No, no me malinterpreten, no hablo de ese tipo de zorras, si no de nuestra zorra, la que todos queremos, la que nos trae locos, a la que todos rendimos pleitecía y una vez que la conocemos no queremos apartarla de nuestro lado, a la que incluso no tenemos empacho en presentársela a nuestros más queridos amigos y amigas para que también se enamoren y hagan uso de ella.

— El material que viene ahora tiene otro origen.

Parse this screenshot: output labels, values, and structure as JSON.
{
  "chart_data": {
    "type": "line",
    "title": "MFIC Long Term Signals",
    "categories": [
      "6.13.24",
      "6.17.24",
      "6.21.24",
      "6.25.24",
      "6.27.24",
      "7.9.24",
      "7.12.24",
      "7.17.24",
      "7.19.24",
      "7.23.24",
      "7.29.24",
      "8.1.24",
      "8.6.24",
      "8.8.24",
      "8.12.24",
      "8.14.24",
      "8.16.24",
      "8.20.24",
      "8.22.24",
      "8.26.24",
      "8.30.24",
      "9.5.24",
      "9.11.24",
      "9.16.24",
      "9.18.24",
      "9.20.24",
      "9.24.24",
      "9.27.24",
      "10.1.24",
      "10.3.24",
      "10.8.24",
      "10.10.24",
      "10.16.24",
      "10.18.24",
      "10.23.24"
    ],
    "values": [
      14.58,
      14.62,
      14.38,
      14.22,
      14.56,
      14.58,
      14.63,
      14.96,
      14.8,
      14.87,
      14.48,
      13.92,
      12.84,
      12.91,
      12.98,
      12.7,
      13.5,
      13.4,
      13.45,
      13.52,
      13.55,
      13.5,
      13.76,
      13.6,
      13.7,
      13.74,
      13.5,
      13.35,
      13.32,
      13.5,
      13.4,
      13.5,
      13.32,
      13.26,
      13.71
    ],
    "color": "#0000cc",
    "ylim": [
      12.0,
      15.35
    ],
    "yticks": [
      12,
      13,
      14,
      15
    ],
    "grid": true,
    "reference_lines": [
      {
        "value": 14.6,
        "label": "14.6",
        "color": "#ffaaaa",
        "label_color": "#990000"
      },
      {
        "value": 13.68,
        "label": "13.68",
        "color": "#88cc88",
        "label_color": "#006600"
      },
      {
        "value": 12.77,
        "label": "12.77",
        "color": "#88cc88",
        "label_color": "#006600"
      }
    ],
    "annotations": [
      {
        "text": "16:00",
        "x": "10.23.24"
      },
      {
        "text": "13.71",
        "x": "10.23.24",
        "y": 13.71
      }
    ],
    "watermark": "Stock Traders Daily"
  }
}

Nuestra zorra de fuego, firefox.
Sin extenderme demasiado ni entrar en detalles técnicos, puedo decirles que firefox se lleva de calle a cualquier navegador (en mi opinión), es personalizable a más no poder, ya sea instalando skins (o temas) para que tenga el look & feel que uno desee, o bien, instalando complementos que nos permiten desde controlar el reproductor musical del sistema (desde el navegador obviamente), twitterear sin entrar a la página de twitter, integrar una ventanita para IRC, hasta incluso embedear en un tab (pestaña o como le quieras llamar) al Internet Explorer (por aquello de las páginas que se ponen roñosas).
Existen algunos complementos muy útiles para esto del desarrollo web, como el “web developer” o “firebug”, que nos permiten ver tanto el código fuente de la página actual, como validad CSS, manejo de cookies, redimensionar la pantalla, entre otros que nos hacen la vida más sencilla a la hora de realizar pruebas de nuestras páginas.
Y este pasado 17 de Júnio la versión 3 de nuestra zorra estableció un record Guinness como el software con mayor cantidad de descargas en 24 horas.

No importa el S.O. (distro Linux, Windows, Mac), para todos existe una versión de firefox y creanme, cuando una PC/Mac llega a mis manos, lo primero que hago (si el S.O. no tiene problemas, obviamente) es instalarle la zorra y presentarsela al dueño pa’ que la haga suya.
¡Háganla suya! : bájala
P.D. Este post no está pagado por la corporación Mozilla.